09/02/08

Vasco Pulido Valente - Onde nós chegámos

O arcebispo de Cantuária, Rowan Williams, primeiro dignitário da Igreja de Inglaterra, de que a rainha é o chefe supremo, declarou anteontem que, tarde ou cedo, a Inglaterra tem de "incorporar" a lei islâmica, a Sharia, porque os muçulmanos não se reconhecem na lei em vigor, evidentemente de origem cristã. Isto implica que passaria a existir uma lei para cada religião e que ficaria ao arbítrio de qualquer um escolher a mais favorável ao seu caso ou mais conforme às suas convicções de momento. E presume também que a tradição jurídica anglo-saxónica se tornaria um resíduo, só aplicável a um pequeno grupo de anglicanos, se eles por acaso quisessem. O arcebispo de Cantuária não falou nisso, mas com certeza que, estabelecida a Sharia, os católicos não prescindiriam de uma lei católica, como os judeus de uma lei judaica e a menor seita, por esotérica que fosse, das suas próprias regras, cuja igualdade e dignidade não se poderiam negar.

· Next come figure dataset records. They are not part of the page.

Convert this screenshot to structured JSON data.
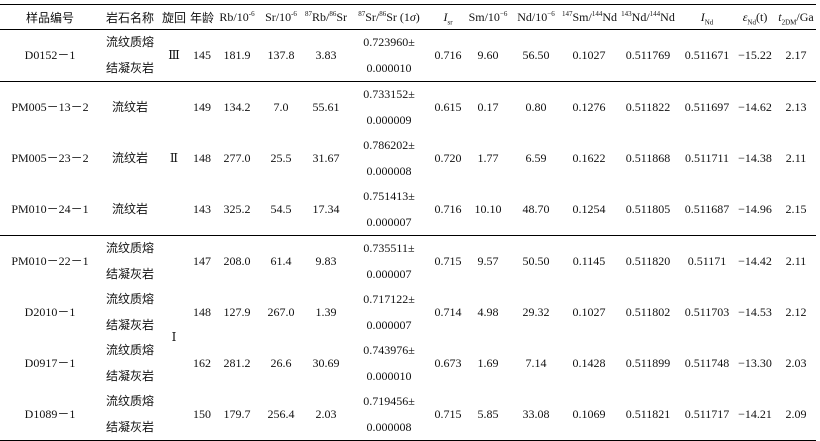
{
  "headers": {
    "sample": "样品编号",
    "rock": "岩石名称",
    "cycle": "旋回",
    "age": "年龄",
    "rb": "Rb/10",
    "rb_exp": "-6",
    "sr": "Sr/10",
    "sr_exp": "-6",
    "rbsr_a": "87",
    "rbsr_b": "Rb/",
    "rbsr_c": "86",
    "rbsr_d": "Sr",
    "srsr_a": "87",
    "srsr_b": "Sr/",
    "srsr_c": "86",
    "srsr_d": "Sr (1",
    "srsr_sigma": "σ",
    "srsr_e": ")",
    "isr_main": "I",
    "isr_sub": "sr",
    "sm": "Sm/10",
    "sm_exp": "−6",
    "nd": "Nd/10",
    "nd_exp": "−6",
    "smnd_a": "147",
    "smnd_b": "Sm/",
    "smnd_c": "144",
    "smnd_d": "Nd",
    "ndnd_a": "143",
    "ndnd_b": "Nd/",
    "ndnd_c": "144",
    "ndnd_d": "Nd",
    "ind_main": "I",
    "ind_sub": "Nd",
    "eps_main": "ε",
    "eps_sub": "Nd",
    "eps_tail": "(t)",
    "t2dm_main": "t",
    "t2dm_sub": "2DM",
    "t2dm_tail": "/Ga"
  },
  "cycles": {
    "c3": "Ⅲ",
    "c2": "Ⅱ",
    "c1": "Ⅰ"
  },
  "rows": [
    {
      "sample": "D0152－1",
      "rock1": "流纹质熔",
      "rock2": "结凝灰岩",
      "age": "145",
      "rb": "181.9",
      "sr": "137.8",
      "rbsr": "3.83",
      "srsr1": "0.723960±",
      "srsr2": "0.000010",
      "isr": "0.716",
      "sm": "9.60",
      "nd": "56.50",
      "smnd": "0.1027",
      "ndnd": "0.511769",
      "ind": "0.511671",
      "eps": "−15.22",
      "t2dm": "2.17"
    },
    {
      "sample": "PM005－13－2",
      "rock1": "流纹岩",
      "rock2": "",
      "age": "149",
      "rb": "134.2",
      "sr": "7.0",
      "rbsr": "55.61",
      "srsr1": "0.733152±",
      "srsr2": "0.000009",
      "isr": "0.615",
      "sm": "0.17",
      "nd": "0.80",
      "smnd": "0.1276",
      "ndnd": "0.511822",
      "ind": "0.511697",
      "eps": "−14.62",
      "t2dm": "2.13"
    },
    {
      "sample": "PM005－23－2",
      "rock1": "流纹岩",
      "rock2": "",
      "age": "148",
      "rb": "277.0",
      "sr": "25.5",
      "rbsr": "31.67",
      "srsr1": "0.786202±",
      "srsr2": "0.000008",
      "isr": "0.720",
      "sm": "1.77",
      "nd": "6.59",
      "smnd": "0.1622",
      "ndnd": "0.511868",
      "ind": "0.511711",
      "eps": "−14.38",
      "t2dm": "2.11"
    },
    {
      "sample": "PM010－24－1",
      "rock1": "流纹岩",
      "rock2": "",
      "age": "143",
      "rb": "325.2",
      "sr": "54.5",
      "rbsr": "17.34",
      "srsr1": "0.751413±",
      "srsr2": "0.000007",
      "isr": "0.716",
      "sm": "10.10",
      "nd": "48.70",
      "smnd": "0.1254",
      "ndnd": "0.511805",
      "ind": "0.511687",
      "eps": "−14.96",
      "t2dm": "2.15"
    },
    {
      "sample": "PM010－22－1",
      "rock1": "流纹质熔",
      "rock2": "结凝灰岩",
      "age": "147",
      "rb": "208.0",
      "sr": "61.4",
      "rbsr": "9.83",
      "srsr1": "0.735511±",
      "srsr2": "0.000007",
      "isr": "0.715",
      "sm": "9.57",
      "nd": "50.50",
      "smnd": "0.1145",
      "ndnd": "0.511820",
      "ind": "0.51171",
      "eps": "−14.42",
      "t2dm": "2.11"
    },
    {
      "sample": "D2010－1",
      "rock1": "流纹质熔",
      "rock2": "结凝灰岩",
      "age": "148",
      "rb": "127.9",
      "sr": "267.0",
      "rbsr": "1.39",
      "srsr1": "0.717122±",
      "srsr2": "0.000007",
      "isr": "0.714",
      "sm": "4.98",
      "nd": "29.32",
      "smnd": "0.1027",
      "ndnd": "0.511802",
      "ind": "0.511703",
      "eps": "−14.53",
      "t2dm": "2.12"
    },
    {
      "sample": "D0917－1",
      "rock1": "流纹质熔",
      "rock2": "结凝灰岩",
      "age": "162",
      "rb": "281.2",
      "sr": "26.6",
      "rbsr": "30.69",
      "srsr1": "0.743976±",
      "srsr2": "0.000010",
      "isr": "0.673",
      "sm": "1.69",
      "nd": "7.14",
      "smnd": "0.1428",
      "ndnd": "0.511899",
      "ind": "0.511748",
      "eps": "−13.30",
      "t2dm": "2.03"
    },
    {
      "sample": "D1089－1",
      "rock1": "流纹质熔",
      "rock2": "结凝灰岩",
      "age": "150",
      "rb": "179.7",
      "sr": "256.4",
      "rbsr": "2.03",
      "srsr1": "0.719456±",
      "srsr2": "0.000008",
      "isr": "0.715",
      "sm": "5.85",
      "nd": "33.08",
      "smnd": "0.1069",
      "ndnd": "0.511821",
      "ind": "0.511717",
      "eps": "−14.21",
      "t2dm": "2.09"
    }
  ]
}
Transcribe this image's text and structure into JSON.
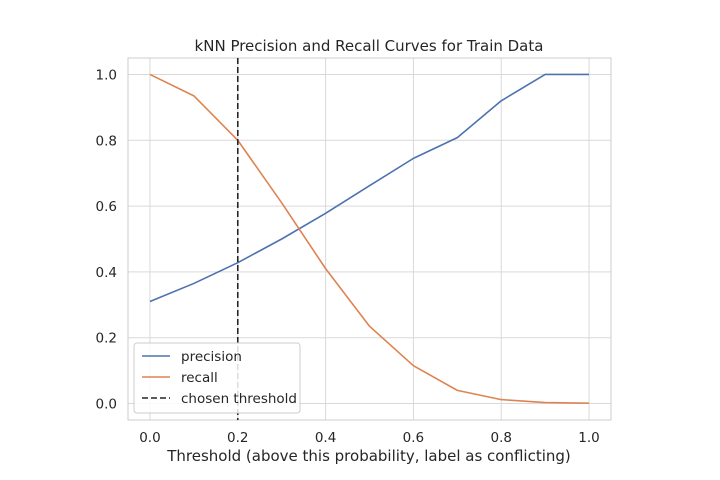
{
  "chart_data": {
    "type": "line",
    "title": "kNN Precision and Recall Curves for Train Data",
    "xlabel": "Threshold (above this probability, label as conflicting)",
    "ylabel": "",
    "xlim": [
      -0.05,
      1.05
    ],
    "ylim": [
      -0.05,
      1.05
    ],
    "x": [
      0.0,
      0.1,
      0.2,
      0.3,
      0.4,
      0.5,
      0.6,
      0.7,
      0.8,
      0.9,
      1.0
    ],
    "xticks": [
      "0.0",
      "0.2",
      "0.4",
      "0.6",
      "0.8",
      "1.0"
    ],
    "yticks": [
      "0.0",
      "0.2",
      "0.4",
      "0.6",
      "0.8",
      "1.0"
    ],
    "grid": true,
    "legend": "lower-left",
    "series": [
      {
        "name": "precision",
        "color": "#4c72b0",
        "values": [
          0.31,
          0.365,
          0.428,
          0.5,
          0.578,
          0.662,
          0.745,
          0.808,
          0.92,
          1.0,
          1.0
        ]
      },
      {
        "name": "recall",
        "color": "#dd8452",
        "values": [
          1.0,
          0.935,
          0.8,
          0.61,
          0.41,
          0.235,
          0.115,
          0.04,
          0.012,
          0.003,
          0.001
        ]
      }
    ],
    "threshold": {
      "name": "chosen threshold",
      "x": 0.2,
      "color": "#262626",
      "style": "dashed"
    }
  }
}
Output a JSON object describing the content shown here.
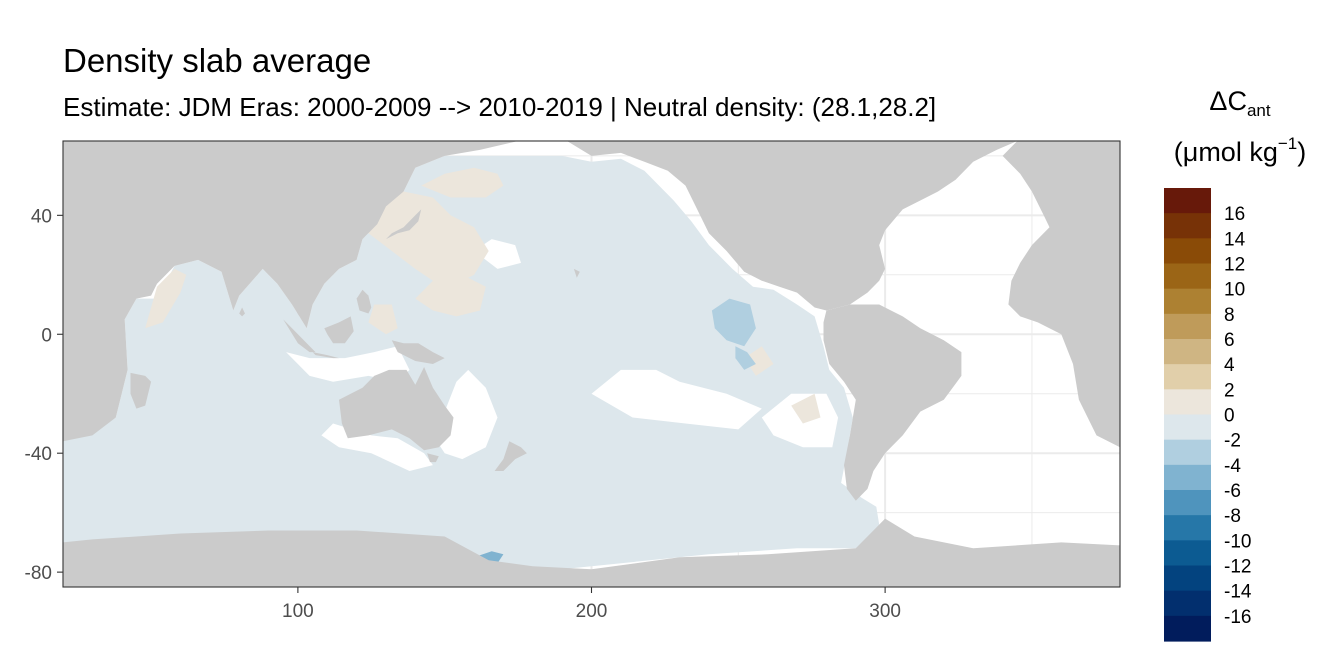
{
  "chart_data": {
    "type": "heatmap",
    "title": "Density slab average",
    "subtitle": "Estimate: JDM Eras: 2000-2009 --> 2010-2019 | Neutral density: (28.1,28.2]",
    "xlabel": "",
    "ylabel": "",
    "xlim": [
      20,
      380
    ],
    "ylim": [
      -85,
      65
    ],
    "x_ticks": [
      100,
      200,
      300
    ],
    "y_ticks": [
      40,
      0,
      -40,
      -80
    ],
    "grid": true,
    "legend": {
      "title_main": "ΔC",
      "title_sub": "ant",
      "unit_main": "(μmol kg",
      "unit_sup": "−1",
      "unit_close": ")",
      "placement": "right",
      "breaks": [
        18,
        16,
        14,
        12,
        10,
        8,
        6,
        4,
        2,
        0,
        -2,
        -4,
        -6,
        -8,
        -10,
        -12,
        -14,
        -16,
        -18
      ],
      "labels": [
        "16",
        "14",
        "12",
        "10",
        "8",
        "6",
        "4",
        "2",
        "0",
        "-2",
        "-4",
        "-6",
        "-8",
        "-10",
        "-12",
        "-14",
        "-16"
      ],
      "colors": [
        "#67190a",
        "#773207",
        "#8a4b07",
        "#9b6516",
        "#ad8132",
        "#bf9b5a",
        "#cfb583",
        "#e1cfaa",
        "#ece6dc",
        "#dde7ec",
        "#b0cfe0",
        "#80b3d0",
        "#4f94bd",
        "#2677a8",
        "#0c5b92",
        "#03437f",
        "#022f6e",
        "#011c5c"
      ]
    },
    "colors": {
      "land": "#cbcbcb",
      "ocean_no_data": "#ffffff",
      "ocean_main": "#dde7ec",
      "ocean_positive": "#ece6dc",
      "ocean_negative": "#b0cfe0",
      "ocean_strong_negative": "#80b3d0",
      "grid": "#ebebeb",
      "axis": "#333333"
    },
    "regions": [
      {
        "category": "0 to -2",
        "description": "Pacific, Indian and Southern Ocean basins"
      },
      {
        "category": "0 to 2",
        "description": "western North Pacific, Kuroshio region, Arabian Sea"
      },
      {
        "category": "-2 to -4",
        "description": "eastern tropical Pacific off Central America"
      },
      {
        "category": "-4 to -6",
        "description": "Ross Sea margin"
      }
    ]
  }
}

Se Rowan Williams estivesse comprovadamente louco, o episódio não merecia uma linha. Sucede que não está. Pior ainda, o que ele veio dizer é um desenvolvimento inevitável e lógico da doutrina do multiculturalismo. De facto, se em toda a parte e em todo o tempo, uma cultura vale em teoria outra cultura, e todas devem conviver em paz, não há razão para que uma defina e domine a ordem jurídica do Estado. O arcebispo sempre vai avisando que não gostaria de importar certas versões, quanto a ele excessivamente radicais, da Sharia. Em Cantuária e em Liverpool, talvez não caísse bem o apedrejamento da mulher adúltera, o uso obrigatório do véu ou a taxativa proibição do divórcio. Não se percebe esta reserva do reverendo Williams. Quem aceita e recomenda a Sharia, aceita e recomenda a Sharia na forma e na interpretação que os muçulmanos lhe entenderem dar. Não cabe, como é óbvio, a um arcebispo herege meter o seu irrelevante bedelho no assunto.

Por absurdo que pareça, Rowan Williams espera da próxima vigência da Sharia uma Inglaterra mais "coesa". Não lhe ocorreu que tolerar a tolerância leva à intolerância absoluta. O que não admira, porque, no admirável mundo da "correcção", a tolerância acabou muitas vezes por impor uma autoridade que roça o terrorismo moral, ideológico e político. Sendo uma aberração do século, o arcebispo de Cantuária não se distingue no essencial dos mil censores da nossa consciência e dos nossos costumes. A liberdade, para ele, não conta.